Outcome-switching is when you have a hypotheses and you also measure some other facts about
your subjects and then you present the study as if it has always been about the other facts.

From 2005, the International Committee of Medical Journal Editors, recognizing the massive problem
of publication bias, ruled that all human clinical trials should be publicly registered before they take
place – otherwise they wouldn’t be allowed to be published in most top medical journals. Of 67 trials,
online nine reported everything they said they would. Across all the papers, there were 354
outcomes that simply disappeared between registration and publication (it’s safe to assume that
most of these had p-values over 0.05), while 357 unregistered outcomes appeared in the journal
papers ex nihilo. A similar audit of registrations in anesthesia research found that 92% if trials had
switched at least one outcome and that the switching tended to be towards outcomes with
statistically significant results.

In the US, just over a third of registered medical trials in recent years were funded by the
pharmaceutical industry. In a recent review, for every positive trial funded by a government or non-
profit source, there were 1.27 positive trials by drug companies.

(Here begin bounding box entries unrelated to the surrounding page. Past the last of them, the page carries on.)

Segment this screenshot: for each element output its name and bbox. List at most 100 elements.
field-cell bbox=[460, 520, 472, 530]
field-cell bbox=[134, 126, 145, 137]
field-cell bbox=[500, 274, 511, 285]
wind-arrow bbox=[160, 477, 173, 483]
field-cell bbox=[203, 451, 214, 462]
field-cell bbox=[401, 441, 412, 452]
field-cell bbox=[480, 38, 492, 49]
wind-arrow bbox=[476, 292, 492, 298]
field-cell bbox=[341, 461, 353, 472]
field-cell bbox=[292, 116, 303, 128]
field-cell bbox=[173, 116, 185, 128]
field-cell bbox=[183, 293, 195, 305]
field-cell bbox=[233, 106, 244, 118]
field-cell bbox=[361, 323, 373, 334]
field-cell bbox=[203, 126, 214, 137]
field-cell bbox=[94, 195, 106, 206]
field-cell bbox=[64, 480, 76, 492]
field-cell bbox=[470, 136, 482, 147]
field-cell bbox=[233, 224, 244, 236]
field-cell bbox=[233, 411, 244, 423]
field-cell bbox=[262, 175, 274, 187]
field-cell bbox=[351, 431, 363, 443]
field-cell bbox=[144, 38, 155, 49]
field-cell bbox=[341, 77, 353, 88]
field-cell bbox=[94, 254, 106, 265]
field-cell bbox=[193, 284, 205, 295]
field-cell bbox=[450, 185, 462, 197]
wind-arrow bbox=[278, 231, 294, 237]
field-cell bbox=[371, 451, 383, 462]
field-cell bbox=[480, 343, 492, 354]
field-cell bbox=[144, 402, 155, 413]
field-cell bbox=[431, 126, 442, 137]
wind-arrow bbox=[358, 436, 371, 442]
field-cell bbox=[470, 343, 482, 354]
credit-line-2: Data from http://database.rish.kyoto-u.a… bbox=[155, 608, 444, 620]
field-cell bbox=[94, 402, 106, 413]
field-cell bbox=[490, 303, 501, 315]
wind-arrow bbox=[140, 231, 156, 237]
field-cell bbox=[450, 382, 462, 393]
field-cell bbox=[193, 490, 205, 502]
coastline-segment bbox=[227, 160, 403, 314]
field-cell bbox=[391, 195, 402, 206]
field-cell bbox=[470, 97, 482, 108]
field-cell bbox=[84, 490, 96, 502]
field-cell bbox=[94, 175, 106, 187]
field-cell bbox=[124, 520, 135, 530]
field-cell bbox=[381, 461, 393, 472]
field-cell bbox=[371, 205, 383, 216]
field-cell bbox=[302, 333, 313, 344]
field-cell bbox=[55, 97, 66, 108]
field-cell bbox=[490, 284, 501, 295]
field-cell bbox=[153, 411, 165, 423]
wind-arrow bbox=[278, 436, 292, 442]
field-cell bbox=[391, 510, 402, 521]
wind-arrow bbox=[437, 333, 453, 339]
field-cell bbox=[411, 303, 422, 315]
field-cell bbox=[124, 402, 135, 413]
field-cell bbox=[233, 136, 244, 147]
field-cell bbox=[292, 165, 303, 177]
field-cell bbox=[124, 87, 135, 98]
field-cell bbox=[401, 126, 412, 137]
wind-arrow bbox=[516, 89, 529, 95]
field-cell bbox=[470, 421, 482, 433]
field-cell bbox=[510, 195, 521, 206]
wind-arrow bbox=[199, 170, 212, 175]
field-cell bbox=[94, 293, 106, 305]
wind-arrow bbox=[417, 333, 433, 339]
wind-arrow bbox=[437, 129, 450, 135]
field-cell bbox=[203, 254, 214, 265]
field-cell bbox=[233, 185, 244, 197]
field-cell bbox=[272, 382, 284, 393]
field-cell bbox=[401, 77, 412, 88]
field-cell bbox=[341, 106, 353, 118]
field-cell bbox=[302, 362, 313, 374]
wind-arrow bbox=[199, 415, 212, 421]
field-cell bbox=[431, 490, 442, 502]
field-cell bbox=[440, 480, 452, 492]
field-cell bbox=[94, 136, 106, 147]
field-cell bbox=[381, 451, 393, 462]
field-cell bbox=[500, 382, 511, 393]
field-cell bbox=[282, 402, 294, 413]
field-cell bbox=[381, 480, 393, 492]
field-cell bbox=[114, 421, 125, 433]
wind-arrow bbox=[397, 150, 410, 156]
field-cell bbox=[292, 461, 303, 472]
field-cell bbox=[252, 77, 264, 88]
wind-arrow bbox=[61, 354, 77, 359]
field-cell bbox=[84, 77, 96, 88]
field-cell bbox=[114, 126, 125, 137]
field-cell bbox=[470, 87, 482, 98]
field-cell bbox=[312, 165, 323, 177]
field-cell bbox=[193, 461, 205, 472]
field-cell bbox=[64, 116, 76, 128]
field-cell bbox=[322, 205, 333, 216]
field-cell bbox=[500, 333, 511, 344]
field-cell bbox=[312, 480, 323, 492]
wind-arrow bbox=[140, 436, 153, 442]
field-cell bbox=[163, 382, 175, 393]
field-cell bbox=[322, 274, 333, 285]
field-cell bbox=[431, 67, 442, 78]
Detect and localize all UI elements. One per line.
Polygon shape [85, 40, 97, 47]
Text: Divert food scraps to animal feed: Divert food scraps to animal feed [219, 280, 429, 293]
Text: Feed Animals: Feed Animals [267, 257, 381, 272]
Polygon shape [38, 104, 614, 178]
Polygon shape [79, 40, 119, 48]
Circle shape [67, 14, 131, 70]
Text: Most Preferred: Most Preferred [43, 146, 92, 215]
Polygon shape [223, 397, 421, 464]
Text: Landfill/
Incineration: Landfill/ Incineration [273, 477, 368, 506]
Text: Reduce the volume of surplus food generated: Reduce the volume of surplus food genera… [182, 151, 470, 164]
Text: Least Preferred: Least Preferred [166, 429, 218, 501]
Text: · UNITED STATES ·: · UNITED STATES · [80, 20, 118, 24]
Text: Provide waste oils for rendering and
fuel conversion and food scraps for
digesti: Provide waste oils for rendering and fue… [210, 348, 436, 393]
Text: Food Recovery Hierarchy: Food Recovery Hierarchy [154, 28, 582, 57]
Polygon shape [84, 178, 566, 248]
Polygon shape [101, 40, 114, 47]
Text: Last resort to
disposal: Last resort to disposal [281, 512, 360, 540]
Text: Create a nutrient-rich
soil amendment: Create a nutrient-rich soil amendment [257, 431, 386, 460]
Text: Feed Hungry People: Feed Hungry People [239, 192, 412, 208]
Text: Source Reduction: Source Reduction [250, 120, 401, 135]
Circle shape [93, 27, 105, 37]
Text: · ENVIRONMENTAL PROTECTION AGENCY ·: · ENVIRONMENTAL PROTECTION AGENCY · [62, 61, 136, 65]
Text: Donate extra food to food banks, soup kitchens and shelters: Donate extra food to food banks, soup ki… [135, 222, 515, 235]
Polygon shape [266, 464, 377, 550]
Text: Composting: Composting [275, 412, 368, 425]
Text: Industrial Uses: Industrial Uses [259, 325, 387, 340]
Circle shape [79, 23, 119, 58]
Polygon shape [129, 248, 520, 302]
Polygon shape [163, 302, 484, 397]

Many scientists forge lucrative careers based on their scientific results, producing bestselling books
and regularly being paid five- or six-figure sums for lectures, business consulting and university
commencement addresses. When a lucrative career rests on the truth of a certain theory, a scientist
gains a new motivation in their day job: to publish only studies that support that theory (or p-hack
them until they do). This is a financial conflict of interest like any other and one aggravated by the
extra reputational concerns.

‘meaning well bias’: the bias of a scientist who really wants their study to provide strong results,
because it would mean progress in fighting a disease, or a social or environmental ill, or some other
important problem.

Although sharing results among a community of researchers can, at least in part, compensate for the
biases of individual scientists, when those biases become shared among a whole community, they
can develop into a dangerous groupthink. There are stories of bullying and intimidation when
researchers challenge current hypotheses. These hint at a field where bias has become collective,
where new ideas aren’t given the hearing they deserve, and where scientists routinely fail to apply
the norm of organized skepticism to their own favored theories. If the vast majority of a community
shares a political perspective, the important function of peer review is substantially weakened. Also
priorities for what to research in the first place might become skewed: scientists might pay
disproportionate attention to some politically acceptable topics, even if they’re backed by relatively
weak evidence, and those that go against a particular narrative, even if they’re based on solid data.

Everyone is biased and has a standpoint.